Os três atores em cena, tanto Efron e Hayes quanto Susie Porter, compreendem seus trabalhos de maneira muito mais orgânica que a realização; o estranho é que um desses profissionais é justamente o capitão do navio. Mas se existe um aspecto que não podemos acusar no filme é a direção de atores, que não se esburaca pelos mesmos deslizes cometidos pela condução geral. Ainda que o mais exigido seja o protagonista de ‘Vizinhos’ e ‘High School Musical’ (e como esse rapaz amadureceu como ator, aqui sem depender nada de seus atributos estéticos), o trabalho de Porter, em especial, é de muita entrega sensorial. Seu personagem é uma clara armadilha para qualquer ator, e a moça se permite brincar e se divertir com algo muito arriscado, se saindo com a melhor impressão possível para o espectador.

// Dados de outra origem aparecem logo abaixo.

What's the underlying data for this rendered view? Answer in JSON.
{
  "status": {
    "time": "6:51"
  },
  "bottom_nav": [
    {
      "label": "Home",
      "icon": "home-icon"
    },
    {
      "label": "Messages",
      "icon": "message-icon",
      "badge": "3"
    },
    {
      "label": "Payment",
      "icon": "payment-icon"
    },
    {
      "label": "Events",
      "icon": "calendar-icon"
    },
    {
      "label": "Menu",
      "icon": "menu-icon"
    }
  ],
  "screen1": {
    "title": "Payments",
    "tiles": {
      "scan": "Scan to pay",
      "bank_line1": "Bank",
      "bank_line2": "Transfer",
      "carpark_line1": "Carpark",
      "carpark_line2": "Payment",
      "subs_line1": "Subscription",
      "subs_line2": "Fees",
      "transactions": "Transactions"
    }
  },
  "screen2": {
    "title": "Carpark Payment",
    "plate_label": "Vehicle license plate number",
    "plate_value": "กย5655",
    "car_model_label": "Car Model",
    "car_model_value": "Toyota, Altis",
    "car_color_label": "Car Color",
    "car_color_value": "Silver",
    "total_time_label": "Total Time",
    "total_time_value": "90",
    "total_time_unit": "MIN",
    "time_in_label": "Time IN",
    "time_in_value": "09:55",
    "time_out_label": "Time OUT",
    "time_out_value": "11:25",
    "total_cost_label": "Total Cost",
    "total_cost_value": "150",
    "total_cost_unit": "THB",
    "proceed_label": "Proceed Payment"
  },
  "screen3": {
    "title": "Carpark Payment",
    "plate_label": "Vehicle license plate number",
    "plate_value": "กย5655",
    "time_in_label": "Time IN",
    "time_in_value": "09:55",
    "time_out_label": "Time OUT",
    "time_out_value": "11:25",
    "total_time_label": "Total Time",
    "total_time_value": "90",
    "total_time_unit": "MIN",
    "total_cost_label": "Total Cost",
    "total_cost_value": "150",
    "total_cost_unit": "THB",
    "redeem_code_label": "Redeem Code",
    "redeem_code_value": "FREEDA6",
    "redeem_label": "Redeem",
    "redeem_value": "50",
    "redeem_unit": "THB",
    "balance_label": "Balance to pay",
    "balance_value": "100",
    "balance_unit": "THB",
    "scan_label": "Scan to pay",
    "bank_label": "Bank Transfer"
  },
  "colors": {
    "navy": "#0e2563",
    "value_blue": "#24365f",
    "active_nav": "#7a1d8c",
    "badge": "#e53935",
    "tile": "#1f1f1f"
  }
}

Ainda que não disponha dos atributos necessários para elevar sua produção até um espaço possível de alcançar, Hayes ainda assim não promove indigência. Sua câmera é direta ao drenar cada espaço possível de invenção, mas ele aposta em um lugar de falta de firula que também dá a ‘Deserto do Ouro’ alguma independência dessa exploração extrema da imagem. É um filme que não tem muito interesse em exacerbar sua voz para filmar o extremo da descida ao inferno, mas que se interessa por olhar para o abismo. Podendo ser acusado de exploratório e até ligeiramente sádico com o que promove ao seu protagonista, não há muita alternativa à produção que não a de moer o personagem de Efron até o bagaço. A função dramática dessa decisão é condenar, quase que de maneira cristã, a cegueira provocada pela corrida do ouro, ainda que em algum lugar do futuro.
Quando o filme se encerra da maneira como se apresenta, muito de um possível sadismo é amenizado, e ‘Deserto do Ouro’ se assenta na memória como um filme que poderia ter sido ainda mais absoluto em integrar sensorialidade aos seus elementos. Com elipses que não fazem muito sentido, levando em consideração que é necessário acompanharmos o desdobramento de sua via crúcis para proteger a maior pepita de ouro já vista, Hayes perde a oportunidade de nos fazer adentrar o estado de decadência física e mental, para apenas contar uma história que prende a atenção, independente de que seu filme pedia uma mão para o visual.